The original Halloween by John Carpenter was iconic, a horror masterpiece that inspired many sequels and spin-offs. The legendary horror film-maker cemented the slasher genre that probably inspired the likes of Jason Voorhees, Freddie Krueger, Ghostface and that sackcloth guy from The Strangers. Cleverly using shadows, light, sound and the power of imagination, Carpenter composed a horror that was chilling and scary without resorting to tacky gimmicks. While the original Halloween still serves as a great example of how to make an effective horror, even by today’s standards, it was time they completed the circle with a worthy sequel.
As if putting aside the franchise’s entire sequel history, the latest offering also titled Halloween, is set 40 years after the events of the first film with Jamie Lee Curtis reprising her role.
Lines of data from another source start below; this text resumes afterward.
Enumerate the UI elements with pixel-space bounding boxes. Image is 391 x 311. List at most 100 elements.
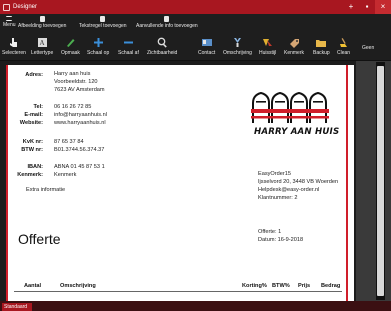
email-value[interactable]: info@harryaanhuis.nl [54, 112, 107, 118]
menu-row: Menu Afbeelding toevoegen Tekstregel toe… [0, 14, 391, 34]
format-tool-label: Opmaak [61, 50, 80, 56]
scale-up-label: Schaal op [87, 50, 110, 56]
add-info-button[interactable]: Aanvullende info toevoegen [136, 16, 198, 29]
style-icon [262, 36, 274, 48]
offerte-number: Offerte: 1 [258, 229, 282, 235]
contact-line: Ijsselvord 20, 3448 VB Woerden [258, 179, 339, 185]
header-korting: Korting% [242, 283, 267, 289]
btw-label: BTW nr: [21, 147, 43, 153]
add-textline-label: Tekstregel toevoegen [79, 23, 127, 29]
address-label: Adres: [25, 72, 43, 78]
backup-tool-button[interactable]: Backup [313, 36, 330, 56]
folder-icon [315, 36, 327, 48]
header-aantal: Aantal [24, 283, 42, 289]
contact-icon [201, 36, 213, 48]
clean-tool-label: Clean [337, 50, 351, 56]
restore-button[interactable]: ▪ [359, 0, 375, 14]
header-omschrijving: Omschrijving [60, 283, 96, 289]
header-btw: BTW% [272, 283, 290, 289]
broom-icon [338, 36, 350, 48]
menu-icon [6, 16, 13, 21]
logo-text: HARRY AAN HUIS [254, 127, 340, 137]
app-icon [3, 3, 10, 11]
pencil-icon [64, 36, 76, 48]
website-label: Website: [19, 120, 43, 126]
description-tool-label: Omschrijving [223, 50, 252, 56]
tag-tool-button[interactable]: Kenmerk [284, 36, 304, 56]
btw-value[interactable]: B01.3744.56.374.37 [54, 147, 104, 153]
font-tool-button[interactable]: A Lettertype [31, 36, 53, 56]
visibility-tool-label: Zichtbaarheid [147, 50, 178, 56]
menu-button[interactable]: Menu [3, 16, 16, 28]
kenmerk-value[interactable]: Kenmerk [54, 172, 76, 178]
scale-down-label: Schaal af [118, 50, 139, 56]
header-bedrag: Bedrag [321, 283, 341, 289]
description-tool-button[interactable]: Omschrijving [223, 36, 252, 56]
text-add-icon [100, 16, 106, 22]
contact-line: EasyOrder15 [258, 171, 291, 177]
side-panel [356, 61, 391, 301]
menu-label: Menu [3, 22, 16, 28]
iban-value[interactable]: ABNA 01 45 87 53 1 [54, 164, 105, 170]
style-tool-button[interactable]: Huisstijl [259, 36, 276, 56]
scale-up-button[interactable]: Schaal op [87, 36, 109, 56]
info-add-icon [164, 16, 170, 22]
scrollbar-thumb[interactable] [377, 66, 384, 296]
document-title[interactable]: Offerte [18, 231, 61, 247]
toolbar: Selecteren A Lettertype Opmaak Schaal op… [0, 34, 391, 61]
status-tab[interactable]: Standaard [2, 303, 32, 311]
status-bar: Standaard [0, 301, 391, 311]
contact-tool-button[interactable]: Contact [198, 36, 215, 56]
add-image-label: Afbeelding toevoegen [18, 23, 67, 29]
contact-line: Klantnummer: 2 [258, 195, 298, 201]
window-title: Designer [13, 4, 38, 10]
website-value[interactable]: www.harryaanhuis.nl [54, 120, 106, 126]
contact-tool-label: Contact [198, 50, 216, 56]
title-bar: Designer + ▪ × [0, 0, 391, 14]
left-margin-line [6, 65, 8, 301]
tel-label: Tel: [33, 104, 43, 110]
image-add-icon [39, 16, 45, 22]
select-tool-button[interactable]: Selecteren [2, 36, 26, 56]
contact-line: Helpdesk@easy-order.nl [258, 187, 320, 193]
close-button[interactable]: × [375, 0, 391, 14]
kenmerk-label: Kenmerk: [17, 172, 43, 178]
font-icon: A [36, 36, 48, 48]
visibility-tool-button[interactable]: Zichtbaarheid [147, 36, 177, 56]
address-line: Harry aan huis [54, 71, 91, 77]
add-textline-button[interactable]: Tekstregel toevoegen [79, 16, 127, 29]
backup-tool-label: Backup [313, 50, 330, 56]
table-header-divider [14, 291, 342, 292]
minus-icon [122, 36, 134, 48]
address-line: 7623 AV Amsterdam [54, 87, 105, 93]
right-margin-line [346, 65, 348, 301]
magnifier-icon [156, 36, 168, 48]
maximize-button[interactable]: + [343, 0, 359, 14]
offerte-date: Datum: 16-9-2018 [258, 237, 304, 243]
extra-info-text[interactable]: Extra informatie [26, 187, 65, 193]
address-block[interactable]: Harry aan huis Voorbeeldstr. 120 7623 AV… [54, 70, 105, 94]
clean-tool-button[interactable]: Clean [337, 36, 350, 56]
company-logo[interactable]: HARRY AAN HUIS [250, 89, 339, 145]
supplier-contact-block[interactable]: EasyOrder15 Ijsselvord 20, 3448 VB Woerd… [258, 170, 338, 202]
pointer-icon [8, 36, 20, 48]
scale-down-button[interactable]: Schaal af [118, 36, 139, 56]
description-icon [231, 36, 243, 48]
iban-label: IBAN: [27, 164, 43, 170]
svg-text:A: A [39, 39, 44, 47]
offerte-meta-block[interactable]: Offerte: 1 Datum: 16-9-2018 [258, 228, 303, 244]
add-image-button[interactable]: Afbeelding toevoegen [18, 16, 66, 29]
tel-value[interactable]: 06 16 26 72 85 [54, 104, 91, 110]
format-tool-button[interactable]: Opmaak [61, 36, 80, 56]
style-tool-label: Huisstijl [259, 50, 277, 56]
header-prijs: Prijs [298, 283, 311, 289]
document-page[interactable]: Adres: Harry aan huis Voorbeeldstr. 120 … [6, 65, 354, 301]
select-tool-label: Selecteren [2, 50, 26, 56]
address-line: Voorbeeldstr. 120 [54, 79, 98, 85]
add-info-label: Aanvullende info toevoegen [136, 23, 198, 29]
tag-icon [288, 36, 300, 48]
geen-label[interactable]: Geen [362, 45, 374, 51]
font-tool-label: Lettertype [31, 50, 54, 56]
email-label: E-mail: [24, 112, 43, 118]
kvk-value[interactable]: 87 65 37 84 [54, 139, 84, 145]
Having both aged forty years, the profiles have changed but the deadly cat-and-mouse game hasn’t with Myers managing to escape confinement after a botched asylum transfer. Instead of simply being a vs. stand-off, Strode’s daughter and extended family and friends become targets as the man with the mask terrorises the neighbourhood, nursing his twisted compulsion to pursue and murder Laurie.
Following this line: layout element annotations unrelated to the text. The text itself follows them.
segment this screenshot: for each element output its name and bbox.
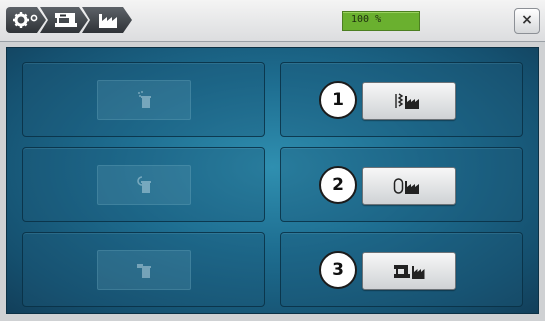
- option-panel-1: 1: [280, 62, 523, 137]
- hoop-factory-reset-icon: [393, 178, 419, 194]
- user-data-delete-icon: [137, 176, 151, 193]
- factory-icon: [98, 11, 120, 29]
- disabled-option-button: [97, 165, 191, 205]
- top-bar: 100 % ×: [0, 0, 545, 42]
- breadcrumb-settings[interactable]: [6, 7, 46, 33]
- disabled-option-button: [97, 250, 191, 290]
- breadcrumb-machine[interactable]: [40, 7, 88, 33]
- disabled-option-panel: [22, 147, 265, 222]
- reset-options-area: 1 2 3: [6, 47, 539, 314]
- option-panel-2: 2: [280, 147, 523, 222]
- machine-factory-reset-button[interactable]: [362, 252, 456, 290]
- breadcrumb-factory[interactable]: [82, 7, 132, 33]
- disabled-option-button: [97, 80, 191, 120]
- stitch-factory-reset-icon: [395, 93, 419, 109]
- option-panel-3: 3: [280, 232, 523, 307]
- progress-label: 100 %: [351, 14, 382, 25]
- option-number-badge: 2: [319, 166, 357, 204]
- option-number-badge: 1: [319, 81, 357, 119]
- progress-indicator: 100 %: [342, 11, 420, 31]
- stitch-factory-reset-button[interactable]: [362, 82, 456, 120]
- disabled-option-panel: [22, 232, 265, 307]
- machine-icon: [54, 11, 78, 29]
- close-button[interactable]: ×: [514, 8, 540, 34]
- option-number-badge: 3: [319, 251, 357, 289]
- disabled-option-panel: [22, 62, 265, 137]
- settings-icon: [13, 11, 39, 29]
- user-data-delete-icon: [138, 91, 151, 108]
- machine-factory-reset-icon: [394, 265, 425, 279]
- user-data-delete-icon: [137, 264, 151, 278]
- hoop-factory-reset-button[interactable]: [362, 167, 456, 205]
- app-window: 100 % × 1 2 3: [0, 0, 545, 321]
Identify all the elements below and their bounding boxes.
David Gordon Green has continually reinvented himself as a producer-director, moving from outlandish stoner comedies like Pineapple Express to poignant dramas like Stronger, now planting himself in the horror hall of fame. Halloween is a great copycat horror because it plows into Carpenter’s original, not tying up loose ends, revealing the killer’s mugshot or trying to understand his ceaseless need to slaughter people in Laurie’s sphere of life.
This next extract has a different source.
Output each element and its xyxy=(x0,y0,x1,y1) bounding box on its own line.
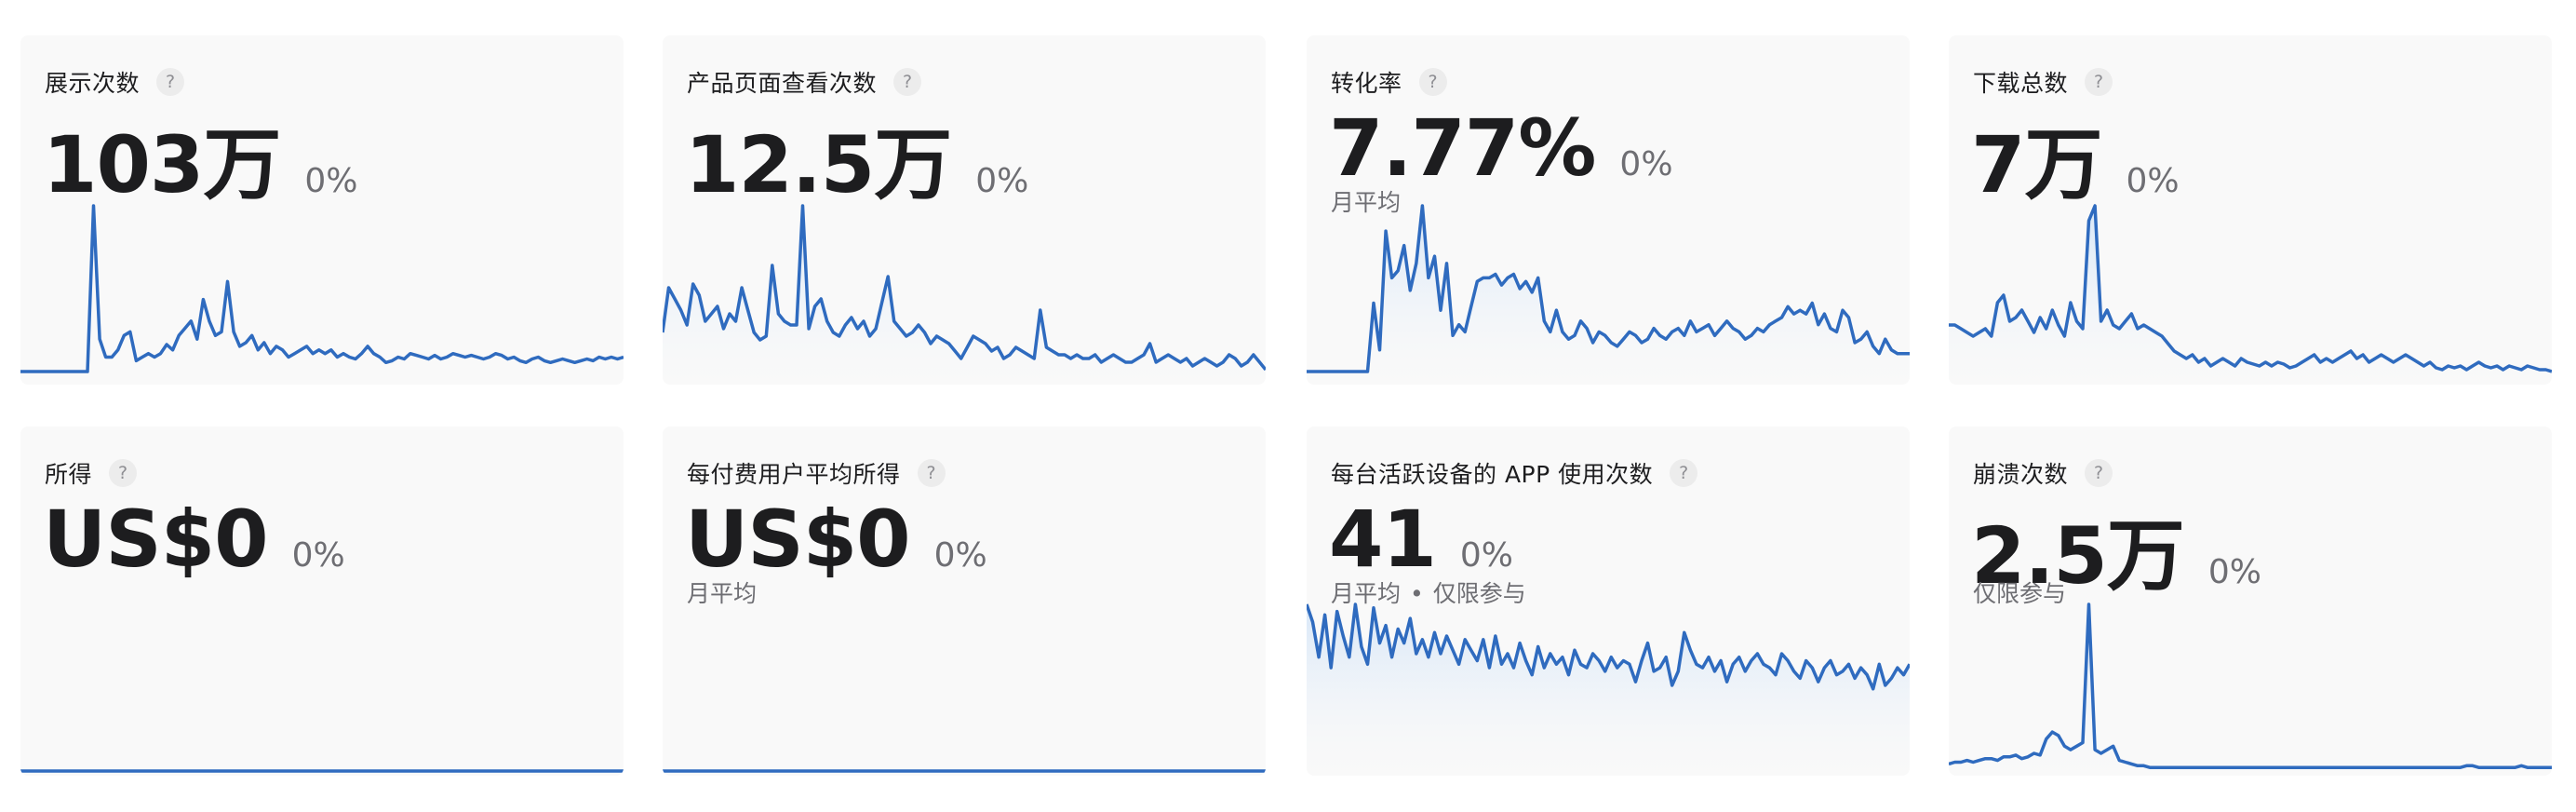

“Baaabbby, now that I found you… I can’t let you go.”
This uncertainty is the real scare factor at play as Myers racks up a body count more suited to the blood lust of modern audiences while updating the look-and-feel of this smart tribute. A vigourous yet scattered performance from Curtis opens the door for two generations, ushering in an equally determined Judy Greer and introducing an impressionable Andi Matichak.
Nimble, humorous, chilling and employing many of the same elements that made the original so powerful, it’s a worthy sequel and a well-balanced update. While it would have been more compelling if one were more emotionally invested in the characters, the new Halloween is quite masterful at surprising its audience, paying tribute through the reinvigorated soundtrack, some inside jokes and a replica of the opening credits, while sidestepping expectations simultaneously. Suspenseful and well-paced, there’s never a dull moment and the filmmakers have managed to do just enough to give it a refresh without losing the spirit of the 1978 original.
Green’s solid, reverent yet darkly comical treatment make this Halloween sequel a trick and a treat. There are a few moments that could have used a bit more polish – most notably some of the gruesome reveals and our connectedness with the characters, but its unpredictable nature make this a chilling, sharp, scary and fun horror that uplifts the franchise’s abysmal performance over the decades with a film that continues the horror revival in Hollywood. It’s “Carpenteresque”, possibly to a fault, but makes a promising statement for the future of the film franchise and the film title’s synonymy with the annual event.